All Gurus Are Expendable

All Gurus Are Expendable

By 2026, anyone serious about health and wellness owes their audience one foundational admission: they are working on themselves too. Constantly. That is not a disclaimer. That is the whole point. Life for every creature on earth is constant effort. Even sleep, the great restoration, is the dividend paid out by the architecture of effort that preceded it. The body never stops working. The question is only whether the work is conscious or not.

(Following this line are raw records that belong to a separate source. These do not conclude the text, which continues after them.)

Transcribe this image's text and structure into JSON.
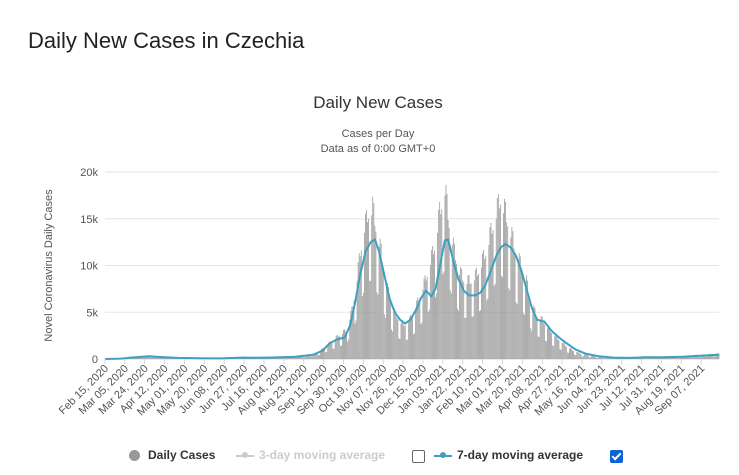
{
  "page": {
    "title": "Daily New Cases in Czechia"
  },
  "legend": {
    "daily": "Daily Cases",
    "ma3": "3-day moving average",
    "ma7": "7-day moving average",
    "ma3_checked": false,
    "ma7_checked": true
  },
  "colors": {
    "bars": "#999999",
    "line7": "#3ea0c0",
    "inactive": "#cccccc",
    "checkbox": "#0b63d6"
  },
  "chart_data": {
    "type": "bar",
    "title": "Daily New Cases",
    "subtitle": "Cases per Day",
    "subtitle2": "Data as of 0:00 GMT+0",
    "ylabel": "Novel Coronavirus Daily Cases",
    "xlabel": "",
    "ylim": [
      0,
      20000
    ],
    "yticks": [
      0,
      5000,
      10000,
      15000,
      20000
    ],
    "ytick_labels": [
      "0",
      "5k",
      "10k",
      "15k",
      "20k"
    ],
    "grid": true,
    "legend_position": "bottom",
    "x_start": "2020-02-15",
    "x_end": "2021-09-24",
    "xtick_labels": [
      "Feb 15, 2020",
      "Mar 05, 2020",
      "Mar 24, 2020",
      "Apr 12, 2020",
      "May 01, 2020",
      "May 20, 2020",
      "Jun 08, 2020",
      "Jun 27, 2020",
      "Jul 16, 2020",
      "Aug 04, 2020",
      "Aug 23, 2020",
      "Sep 11, 2020",
      "Sep 30, 2020",
      "Oct 19, 2020",
      "Nov 07, 2020",
      "Nov 26, 2020",
      "Dec 15, 2020",
      "Jan 03, 2021",
      "Jan 22, 2021",
      "Feb 10, 2021",
      "Mar 01, 2021",
      "Mar 20, 2021",
      "Apr 08, 2021",
      "Apr 27, 2021",
      "May 16, 2021",
      "Jun 04, 2021",
      "Jun 23, 2021",
      "Jul 12, 2021",
      "Jul 31, 2021",
      "Aug 19, 2021",
      "Sep 07, 2021"
    ],
    "series": [
      {
        "name": "Daily Cases",
        "type": "bar",
        "points": [
          [
            "2020-02-15",
            0
          ],
          [
            "2020-03-01",
            50
          ],
          [
            "2020-03-15",
            200
          ],
          [
            "2020-03-25",
            280
          ],
          [
            "2020-04-05",
            250
          ],
          [
            "2020-04-20",
            120
          ],
          [
            "2020-05-10",
            60
          ],
          [
            "2020-06-01",
            50
          ],
          [
            "2020-06-25",
            150
          ],
          [
            "2020-07-10",
            120
          ],
          [
            "2020-08-01",
            200
          ],
          [
            "2020-08-20",
            300
          ],
          [
            "2020-09-05",
            600
          ],
          [
            "2020-09-15",
            1500
          ],
          [
            "2020-09-25",
            2400
          ],
          [
            "2020-10-03",
            3000
          ],
          [
            "2020-10-08",
            5000
          ],
          [
            "2020-10-12",
            7500
          ],
          [
            "2020-10-16",
            11000
          ],
          [
            "2020-10-20",
            13500
          ],
          [
            "2020-10-24",
            15000
          ],
          [
            "2020-10-28",
            15500
          ],
          [
            "2020-11-01",
            13000
          ],
          [
            "2020-11-05",
            11000
          ],
          [
            "2020-11-09",
            8000
          ],
          [
            "2020-11-13",
            6500
          ],
          [
            "2020-11-17",
            5000
          ],
          [
            "2020-11-22",
            4000
          ],
          [
            "2020-11-27",
            3500
          ],
          [
            "2020-12-02",
            4000
          ],
          [
            "2020-12-07",
            5000
          ],
          [
            "2020-12-12",
            6500
          ],
          [
            "2020-12-17",
            8000
          ],
          [
            "2020-12-22",
            10000
          ],
          [
            "2020-12-27",
            12000
          ],
          [
            "2020-12-31",
            15000
          ],
          [
            "2021-01-05",
            17500
          ],
          [
            "2021-01-09",
            14000
          ],
          [
            "2021-01-14",
            11000
          ],
          [
            "2021-01-19",
            9000
          ],
          [
            "2021-01-24",
            8000
          ],
          [
            "2021-01-29",
            8000
          ],
          [
            "2021-02-03",
            8500
          ],
          [
            "2021-02-08",
            9500
          ],
          [
            "2021-02-13",
            11000
          ],
          [
            "2021-02-18",
            13000
          ],
          [
            "2021-02-23",
            15000
          ],
          [
            "2021-02-27",
            16500
          ],
          [
            "2021-03-04",
            15000
          ],
          [
            "2021-03-09",
            13000
          ],
          [
            "2021-03-14",
            11000
          ],
          [
            "2021-03-19",
            9500
          ],
          [
            "2021-03-24",
            8000
          ],
          [
            "2021-03-29",
            5500
          ],
          [
            "2021-04-03",
            4500
          ],
          [
            "2021-04-08",
            4000
          ],
          [
            "2021-04-15",
            3000
          ],
          [
            "2021-04-22",
            2200
          ],
          [
            "2021-04-29",
            1500
          ],
          [
            "2021-05-07",
            900
          ],
          [
            "2021-05-16",
            500
          ],
          [
            "2021-05-25",
            300
          ],
          [
            "2021-06-05",
            150
          ],
          [
            "2021-06-20",
            100
          ],
          [
            "2021-07-05",
            150
          ],
          [
            "2021-07-20",
            200
          ],
          [
            "2021-08-05",
            180
          ],
          [
            "2021-08-20",
            250
          ],
          [
            "2021-09-05",
            400
          ],
          [
            "2021-09-24",
            550
          ]
        ]
      },
      {
        "name": "7-day moving average",
        "type": "line",
        "points": [
          [
            "2020-02-15",
            0
          ],
          [
            "2020-03-01",
            40
          ],
          [
            "2020-03-15",
            180
          ],
          [
            "2020-03-28",
            290
          ],
          [
            "2020-04-10",
            200
          ],
          [
            "2020-04-25",
            120
          ],
          [
            "2020-05-15",
            70
          ],
          [
            "2020-06-05",
            60
          ],
          [
            "2020-06-25",
            150
          ],
          [
            "2020-07-05",
            130
          ],
          [
            "2020-07-25",
            160
          ],
          [
            "2020-08-15",
            250
          ],
          [
            "2020-09-01",
            450
          ],
          [
            "2020-09-10",
            900
          ],
          [
            "2020-09-17",
            1700
          ],
          [
            "2020-09-24",
            2100
          ],
          [
            "2020-10-01",
            2300
          ],
          [
            "2020-10-06",
            3500
          ],
          [
            "2020-10-11",
            6000
          ],
          [
            "2020-10-16",
            9000
          ],
          [
            "2020-10-21",
            11500
          ],
          [
            "2020-10-26",
            12500
          ],
          [
            "2020-10-30",
            12800
          ],
          [
            "2020-11-03",
            11500
          ],
          [
            "2020-11-08",
            9000
          ],
          [
            "2020-11-13",
            6500
          ],
          [
            "2020-11-18",
            5000
          ],
          [
            "2020-11-23",
            4200
          ],
          [
            "2020-11-28",
            3800
          ],
          [
            "2020-12-03",
            4200
          ],
          [
            "2020-12-08",
            5200
          ],
          [
            "2020-12-13",
            6500
          ],
          [
            "2020-12-18",
            7300
          ],
          [
            "2020-12-23",
            6700
          ],
          [
            "2020-12-27",
            7500
          ],
          [
            "2021-01-01",
            10500
          ],
          [
            "2021-01-05",
            12700
          ],
          [
            "2021-01-08",
            12800
          ],
          [
            "2021-01-13",
            10500
          ],
          [
            "2021-01-18",
            8500
          ],
          [
            "2021-01-23",
            7300
          ],
          [
            "2021-01-28",
            6800
          ],
          [
            "2021-02-03",
            6800
          ],
          [
            "2021-02-08",
            7100
          ],
          [
            "2021-02-13",
            8000
          ],
          [
            "2021-02-18",
            9500
          ],
          [
            "2021-02-23",
            11000
          ],
          [
            "2021-02-28",
            12000
          ],
          [
            "2021-03-04",
            12300
          ],
          [
            "2021-03-09",
            11900
          ],
          [
            "2021-03-14",
            11000
          ],
          [
            "2021-03-19",
            9500
          ],
          [
            "2021-03-24",
            7500
          ],
          [
            "2021-03-29",
            5500
          ],
          [
            "2021-04-03",
            4200
          ],
          [
            "2021-04-10",
            4000
          ],
          [
            "2021-04-17",
            3000
          ],
          [
            "2021-04-24",
            2300
          ],
          [
            "2021-05-01",
            1700
          ],
          [
            "2021-05-10",
            1000
          ],
          [
            "2021-05-20",
            550
          ],
          [
            "2021-06-01",
            300
          ],
          [
            "2021-06-15",
            150
          ],
          [
            "2021-07-01",
            120
          ],
          [
            "2021-07-15",
            180
          ],
          [
            "2021-08-01",
            190
          ],
          [
            "2021-08-20",
            250
          ],
          [
            "2021-09-05",
            350
          ],
          [
            "2021-09-24",
            450
          ]
        ]
      }
    ]
  }
}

We have learned remarkable things. We have learned to stimulate ourselves into extraordinary performance, to build enormous physical capacity, to run distances that would have seemed impossible to previous generations, to organize our lives with tools that extend the reach of the human mind. All of that is real and worth honoring. But the next level of human development is not more stimulation, more optimization, more hacking. It is the recognition that we have been outsourcing our authority to the wrong people.

Not teachers. Teachers are valuable. Coaches, mentors, experienced athletes, seasoned entrepreneurs, parents who have actually lived something, people who have earned their knowledge through direct experience and are willing to share it without agenda, these people matter. The distinction I am drawing is between a teacher and a guru. A teacher points you toward yourself. A guru points you toward them. And that difference, seemingly subtle, is actually everything.

The guru model holds humanity back because it relocates responsibility. When you deify someone, when you turn a human being into a saint or a prophet or an authority beyond question, you quietly absolve yourself of the work. You become a follower rather than a student. You stop asking whether something is true and start asking whether your guru approves of it. That is not awakening. That is a more comfortable version of being asleep.

I speak about this with some authority, not because I am exempt from it, but because I have lived both sides. I know what it is to follow people like me. I know the dangers of becoming a fan, a fanatic, a devotee of anyone who speaks with enough confidence about things that matter to you. They are human. They are working through their own material. They have blind spots and bad days and things they have not figured out yet, the same as everyone else. Look at them with curiosity, not reverence. Ask them how they do what they do. Write the answers down. Teach them to someone else. Keep asking better questions.

The next generation is always smarter. That is not a threat to the current one. It is the whole point of having a current one. Our ancient relatives were geniuses. The knowledge they developed about the mind, the body, the nature of suffering, the conditions for genuine wellbeing, that knowledge is real and it is irreplaceable. We are standing on their shoulders. The work now is to carry that knowledge forward without distorting it, without turning it into a brand, without building a personality cult around whoever happens to be translating it this decade.

There are people in this world who hold the ancient knowledge and live it with integrity. There are others who abuse it or ignore it entirely. It is not my job to sort those people into categories and issue verdicts. My job is to concentrate on myself, to share what I know fearlessly and without concern for whether it makes me popular, and to be honest about the fact that I am still figuring things out too.

That is a teacher. That is all any of us should be asking of each other.